1933 Double Eagle: The most valuable U.S. coin is now back in public view


It was purchased at Sotheby's auction on July 30, 2002 by a mysterious, still-unknown buyer for $7.59 million after fierce bidding by eight prospective owners.

It was then put on display in the lobby of the Federal Reserve Bank of New York, at 33 Liberty Street, having been loaned by its owner to the Fed for public exhibition.

Of course, that also guarantees free security by the federal government, which protects the coin with all available resources.

The double eagle was removed from public display last August on the occasion of a sudden "Orange Alert" from the Department of Homeland Security.

At that time it was taken to the bank's Level E subbasement, where it was locked in a compartment at bedrock, 80 feet below Liberty Street in Lower Manhattan.

There, it was surrounded by $90 billion worth of gold bars – some 550,000 of them – from 60 foreign institutions.

That is more gold than is in Fort Knox, and indeed, more than in any other repository on Earth.

The coin has a Maltese Falcon-esque history.

When the U.S. came off the gold standard in 1933, all 455,500 double eagles minted that year were ordered melted down, save for two reserved for the Smithsonian Institution.

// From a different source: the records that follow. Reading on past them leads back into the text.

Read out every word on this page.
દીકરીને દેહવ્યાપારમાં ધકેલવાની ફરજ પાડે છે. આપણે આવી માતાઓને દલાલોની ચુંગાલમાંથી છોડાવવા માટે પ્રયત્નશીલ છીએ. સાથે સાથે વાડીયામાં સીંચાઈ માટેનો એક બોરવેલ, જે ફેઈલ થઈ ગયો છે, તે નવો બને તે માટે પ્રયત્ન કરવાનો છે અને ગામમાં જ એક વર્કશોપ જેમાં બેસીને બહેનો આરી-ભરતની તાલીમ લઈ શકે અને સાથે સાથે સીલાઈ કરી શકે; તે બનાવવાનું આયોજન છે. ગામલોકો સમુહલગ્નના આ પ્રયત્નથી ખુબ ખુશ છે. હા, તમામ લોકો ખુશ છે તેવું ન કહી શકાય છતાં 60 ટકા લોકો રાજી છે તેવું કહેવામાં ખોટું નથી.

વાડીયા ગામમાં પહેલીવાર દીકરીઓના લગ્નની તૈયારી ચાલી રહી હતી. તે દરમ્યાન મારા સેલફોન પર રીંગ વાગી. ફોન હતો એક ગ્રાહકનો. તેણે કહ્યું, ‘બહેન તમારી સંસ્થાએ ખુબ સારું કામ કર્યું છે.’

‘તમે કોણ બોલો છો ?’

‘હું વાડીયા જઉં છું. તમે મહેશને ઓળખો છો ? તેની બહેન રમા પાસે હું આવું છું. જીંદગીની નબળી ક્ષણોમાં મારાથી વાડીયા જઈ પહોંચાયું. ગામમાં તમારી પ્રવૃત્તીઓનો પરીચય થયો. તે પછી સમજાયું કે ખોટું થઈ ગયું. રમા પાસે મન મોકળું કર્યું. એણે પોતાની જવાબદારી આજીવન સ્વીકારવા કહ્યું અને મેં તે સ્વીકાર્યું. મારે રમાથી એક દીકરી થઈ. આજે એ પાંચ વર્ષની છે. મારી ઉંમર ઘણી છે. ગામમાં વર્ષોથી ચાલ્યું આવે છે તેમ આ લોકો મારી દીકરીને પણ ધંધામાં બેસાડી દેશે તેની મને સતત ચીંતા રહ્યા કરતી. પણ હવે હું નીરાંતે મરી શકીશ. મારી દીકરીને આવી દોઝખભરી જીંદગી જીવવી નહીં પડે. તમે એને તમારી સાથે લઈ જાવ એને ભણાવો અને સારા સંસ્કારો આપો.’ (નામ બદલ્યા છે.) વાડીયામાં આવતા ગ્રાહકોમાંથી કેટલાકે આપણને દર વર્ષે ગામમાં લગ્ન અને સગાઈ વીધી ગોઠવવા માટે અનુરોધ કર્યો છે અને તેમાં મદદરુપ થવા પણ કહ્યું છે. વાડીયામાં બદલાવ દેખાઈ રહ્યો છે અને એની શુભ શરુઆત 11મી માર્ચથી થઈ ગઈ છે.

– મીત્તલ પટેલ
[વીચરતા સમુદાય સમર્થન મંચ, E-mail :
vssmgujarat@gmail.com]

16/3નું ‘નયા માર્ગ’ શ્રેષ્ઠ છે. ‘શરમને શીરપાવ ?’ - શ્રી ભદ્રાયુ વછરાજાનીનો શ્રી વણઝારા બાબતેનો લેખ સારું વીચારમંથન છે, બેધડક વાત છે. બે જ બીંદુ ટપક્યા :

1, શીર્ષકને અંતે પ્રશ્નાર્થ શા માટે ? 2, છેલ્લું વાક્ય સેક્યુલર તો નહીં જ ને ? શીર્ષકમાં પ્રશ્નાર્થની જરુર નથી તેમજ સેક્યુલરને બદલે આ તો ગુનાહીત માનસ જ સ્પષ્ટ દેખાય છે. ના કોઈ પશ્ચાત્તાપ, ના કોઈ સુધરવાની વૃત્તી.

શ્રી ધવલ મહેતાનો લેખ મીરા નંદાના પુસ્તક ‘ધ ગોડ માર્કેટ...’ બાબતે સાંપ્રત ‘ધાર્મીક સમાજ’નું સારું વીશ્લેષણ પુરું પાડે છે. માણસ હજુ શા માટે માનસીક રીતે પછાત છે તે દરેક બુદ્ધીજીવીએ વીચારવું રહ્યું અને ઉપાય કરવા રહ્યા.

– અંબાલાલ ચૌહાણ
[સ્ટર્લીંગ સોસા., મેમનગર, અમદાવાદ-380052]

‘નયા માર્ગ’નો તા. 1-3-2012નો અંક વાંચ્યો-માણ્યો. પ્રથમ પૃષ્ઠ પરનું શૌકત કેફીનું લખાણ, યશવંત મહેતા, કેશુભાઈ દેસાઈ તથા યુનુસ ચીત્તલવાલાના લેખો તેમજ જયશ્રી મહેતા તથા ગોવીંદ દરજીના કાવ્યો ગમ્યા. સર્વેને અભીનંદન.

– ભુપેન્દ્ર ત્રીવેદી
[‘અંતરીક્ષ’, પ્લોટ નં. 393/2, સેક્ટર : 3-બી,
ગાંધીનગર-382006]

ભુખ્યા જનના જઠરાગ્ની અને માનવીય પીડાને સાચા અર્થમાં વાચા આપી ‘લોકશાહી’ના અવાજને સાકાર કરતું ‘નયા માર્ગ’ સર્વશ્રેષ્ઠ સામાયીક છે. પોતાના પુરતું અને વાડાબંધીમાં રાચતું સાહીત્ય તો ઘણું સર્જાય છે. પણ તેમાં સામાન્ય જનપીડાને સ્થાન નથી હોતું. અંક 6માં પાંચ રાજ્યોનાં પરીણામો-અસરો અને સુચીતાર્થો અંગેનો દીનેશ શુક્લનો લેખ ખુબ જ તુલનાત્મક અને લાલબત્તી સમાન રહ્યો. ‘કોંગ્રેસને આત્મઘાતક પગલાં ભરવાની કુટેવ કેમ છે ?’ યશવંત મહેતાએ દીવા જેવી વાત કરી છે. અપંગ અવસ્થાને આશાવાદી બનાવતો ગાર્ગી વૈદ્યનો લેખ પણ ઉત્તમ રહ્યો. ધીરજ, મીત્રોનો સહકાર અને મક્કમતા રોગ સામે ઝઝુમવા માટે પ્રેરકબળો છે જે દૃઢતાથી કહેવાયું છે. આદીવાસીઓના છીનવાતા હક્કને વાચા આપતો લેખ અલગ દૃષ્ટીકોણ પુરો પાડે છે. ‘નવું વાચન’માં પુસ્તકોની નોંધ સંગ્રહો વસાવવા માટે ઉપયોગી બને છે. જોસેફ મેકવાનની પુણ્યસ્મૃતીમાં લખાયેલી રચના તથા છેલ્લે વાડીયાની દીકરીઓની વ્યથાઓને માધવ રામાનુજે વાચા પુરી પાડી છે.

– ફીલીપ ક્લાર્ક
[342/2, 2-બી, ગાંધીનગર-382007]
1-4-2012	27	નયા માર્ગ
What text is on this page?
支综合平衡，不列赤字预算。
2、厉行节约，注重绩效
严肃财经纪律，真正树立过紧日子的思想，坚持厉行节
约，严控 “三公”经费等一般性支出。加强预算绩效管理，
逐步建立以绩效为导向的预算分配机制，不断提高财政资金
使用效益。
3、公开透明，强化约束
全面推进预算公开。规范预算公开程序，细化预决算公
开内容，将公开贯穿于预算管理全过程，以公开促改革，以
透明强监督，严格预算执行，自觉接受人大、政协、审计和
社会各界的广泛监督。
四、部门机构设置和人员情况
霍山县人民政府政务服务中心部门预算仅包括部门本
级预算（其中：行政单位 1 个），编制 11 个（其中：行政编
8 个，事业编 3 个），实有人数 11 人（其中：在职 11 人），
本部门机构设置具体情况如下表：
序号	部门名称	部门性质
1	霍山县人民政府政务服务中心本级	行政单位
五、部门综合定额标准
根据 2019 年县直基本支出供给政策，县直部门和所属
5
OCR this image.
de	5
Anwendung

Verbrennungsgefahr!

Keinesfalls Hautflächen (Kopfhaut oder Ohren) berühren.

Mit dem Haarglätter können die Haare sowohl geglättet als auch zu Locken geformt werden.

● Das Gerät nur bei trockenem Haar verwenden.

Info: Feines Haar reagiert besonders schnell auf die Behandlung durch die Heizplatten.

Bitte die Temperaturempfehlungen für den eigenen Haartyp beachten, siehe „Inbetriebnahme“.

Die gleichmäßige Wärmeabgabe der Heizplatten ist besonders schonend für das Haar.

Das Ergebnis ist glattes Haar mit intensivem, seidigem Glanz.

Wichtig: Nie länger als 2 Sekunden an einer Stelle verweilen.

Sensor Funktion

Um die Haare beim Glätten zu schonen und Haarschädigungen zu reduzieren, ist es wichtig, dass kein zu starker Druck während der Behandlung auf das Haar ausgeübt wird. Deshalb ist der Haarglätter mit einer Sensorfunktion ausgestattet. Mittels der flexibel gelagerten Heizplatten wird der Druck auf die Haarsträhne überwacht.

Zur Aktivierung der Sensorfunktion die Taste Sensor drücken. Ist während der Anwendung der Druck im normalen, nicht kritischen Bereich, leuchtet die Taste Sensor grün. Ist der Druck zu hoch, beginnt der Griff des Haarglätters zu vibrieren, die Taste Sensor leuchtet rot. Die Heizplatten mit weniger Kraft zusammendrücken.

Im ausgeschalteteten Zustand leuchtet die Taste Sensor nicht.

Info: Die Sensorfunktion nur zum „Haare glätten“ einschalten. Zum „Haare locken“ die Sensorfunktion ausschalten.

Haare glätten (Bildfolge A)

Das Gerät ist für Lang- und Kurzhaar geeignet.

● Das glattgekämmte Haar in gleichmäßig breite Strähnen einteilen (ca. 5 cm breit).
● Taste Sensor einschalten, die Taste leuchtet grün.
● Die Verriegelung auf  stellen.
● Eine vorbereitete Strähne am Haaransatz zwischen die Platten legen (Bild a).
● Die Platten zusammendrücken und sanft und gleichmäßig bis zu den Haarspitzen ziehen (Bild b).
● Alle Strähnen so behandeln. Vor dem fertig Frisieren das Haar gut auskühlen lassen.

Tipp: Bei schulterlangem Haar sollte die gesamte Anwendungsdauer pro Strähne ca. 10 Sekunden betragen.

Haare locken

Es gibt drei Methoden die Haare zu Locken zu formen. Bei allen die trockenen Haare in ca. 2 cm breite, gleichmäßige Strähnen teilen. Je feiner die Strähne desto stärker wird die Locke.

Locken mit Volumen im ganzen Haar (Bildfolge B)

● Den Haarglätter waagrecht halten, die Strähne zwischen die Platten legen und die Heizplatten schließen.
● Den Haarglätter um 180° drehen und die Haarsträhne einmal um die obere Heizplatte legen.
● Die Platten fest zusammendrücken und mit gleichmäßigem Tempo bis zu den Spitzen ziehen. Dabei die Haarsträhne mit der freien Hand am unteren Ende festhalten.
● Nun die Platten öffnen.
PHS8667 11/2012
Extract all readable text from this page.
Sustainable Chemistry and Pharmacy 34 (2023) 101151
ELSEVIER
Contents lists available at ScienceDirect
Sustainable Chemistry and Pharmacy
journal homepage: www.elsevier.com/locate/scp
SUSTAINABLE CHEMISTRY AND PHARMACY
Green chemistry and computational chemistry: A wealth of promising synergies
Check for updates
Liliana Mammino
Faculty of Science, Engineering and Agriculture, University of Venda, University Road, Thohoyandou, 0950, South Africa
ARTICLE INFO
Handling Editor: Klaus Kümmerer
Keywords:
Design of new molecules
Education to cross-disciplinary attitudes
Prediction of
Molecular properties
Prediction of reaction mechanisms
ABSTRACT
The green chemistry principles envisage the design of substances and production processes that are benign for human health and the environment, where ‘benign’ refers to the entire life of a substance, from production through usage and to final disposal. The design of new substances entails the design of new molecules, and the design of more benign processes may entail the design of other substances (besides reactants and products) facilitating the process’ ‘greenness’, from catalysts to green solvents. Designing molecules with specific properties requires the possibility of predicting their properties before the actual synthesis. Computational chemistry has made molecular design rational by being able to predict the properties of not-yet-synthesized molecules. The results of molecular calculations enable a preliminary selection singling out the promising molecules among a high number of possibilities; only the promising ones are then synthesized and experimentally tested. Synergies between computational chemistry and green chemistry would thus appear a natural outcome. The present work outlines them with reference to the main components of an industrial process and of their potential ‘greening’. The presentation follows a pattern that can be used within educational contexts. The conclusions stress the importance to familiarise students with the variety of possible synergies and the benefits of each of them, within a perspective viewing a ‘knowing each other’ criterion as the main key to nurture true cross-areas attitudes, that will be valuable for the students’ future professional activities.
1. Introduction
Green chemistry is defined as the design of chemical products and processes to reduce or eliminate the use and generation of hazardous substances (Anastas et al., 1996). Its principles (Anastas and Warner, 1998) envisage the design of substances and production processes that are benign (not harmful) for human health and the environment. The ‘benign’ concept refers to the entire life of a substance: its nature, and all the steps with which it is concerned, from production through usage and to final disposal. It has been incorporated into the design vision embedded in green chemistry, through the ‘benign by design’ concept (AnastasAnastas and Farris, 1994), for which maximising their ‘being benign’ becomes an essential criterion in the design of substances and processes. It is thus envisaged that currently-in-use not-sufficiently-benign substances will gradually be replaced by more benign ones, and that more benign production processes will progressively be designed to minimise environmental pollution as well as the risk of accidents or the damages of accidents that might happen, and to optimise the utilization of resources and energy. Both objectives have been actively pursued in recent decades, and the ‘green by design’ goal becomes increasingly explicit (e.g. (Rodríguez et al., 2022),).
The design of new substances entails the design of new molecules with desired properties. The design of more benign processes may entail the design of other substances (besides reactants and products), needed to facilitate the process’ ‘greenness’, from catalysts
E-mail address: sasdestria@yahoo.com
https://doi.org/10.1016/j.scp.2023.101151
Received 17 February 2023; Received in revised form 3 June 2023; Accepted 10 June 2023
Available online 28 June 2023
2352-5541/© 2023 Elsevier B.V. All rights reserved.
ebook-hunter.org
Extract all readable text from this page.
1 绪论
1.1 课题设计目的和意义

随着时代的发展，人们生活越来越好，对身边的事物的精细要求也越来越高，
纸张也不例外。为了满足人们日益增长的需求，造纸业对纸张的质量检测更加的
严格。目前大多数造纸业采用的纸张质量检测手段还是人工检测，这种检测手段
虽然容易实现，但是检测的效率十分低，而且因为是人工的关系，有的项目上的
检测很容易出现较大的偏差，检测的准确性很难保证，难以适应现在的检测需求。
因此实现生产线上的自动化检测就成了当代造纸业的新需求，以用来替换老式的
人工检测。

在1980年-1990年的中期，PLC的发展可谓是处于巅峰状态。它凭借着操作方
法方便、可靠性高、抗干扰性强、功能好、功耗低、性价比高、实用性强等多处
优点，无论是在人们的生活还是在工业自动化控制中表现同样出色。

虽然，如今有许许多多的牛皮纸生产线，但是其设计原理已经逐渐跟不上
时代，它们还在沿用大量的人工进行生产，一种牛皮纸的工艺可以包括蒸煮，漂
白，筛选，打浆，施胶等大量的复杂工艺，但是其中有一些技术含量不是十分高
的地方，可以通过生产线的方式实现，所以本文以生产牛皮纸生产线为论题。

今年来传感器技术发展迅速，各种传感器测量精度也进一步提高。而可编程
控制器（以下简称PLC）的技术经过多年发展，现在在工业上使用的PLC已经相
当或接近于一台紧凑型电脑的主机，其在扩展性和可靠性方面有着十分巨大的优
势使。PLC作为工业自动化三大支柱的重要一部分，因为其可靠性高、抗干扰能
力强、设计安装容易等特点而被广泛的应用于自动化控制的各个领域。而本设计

However, 10 escaped into private hands.

During the 1940s and 50s nine of them surfaced; they were seized and destroyed by the U.S. Secret Service.

One, however, ended up in the legendary collection of King Farouk of Egypt.

It surfaced in Cairo in 1954, on the occasion of the auction of the collection of the deposed King Farouk.

The U.S. Treasury successfully requested that the coin be withdrawn from sale.

Subsequently, the coin effectively disappeared from view, and all manner of intrigue occurred until finally, in 2002, it - or yet another 1933 double eagle - was placed on the auction block.

It's the only 1933 double eagle which may be legally owned, though there may be others that have never come to light.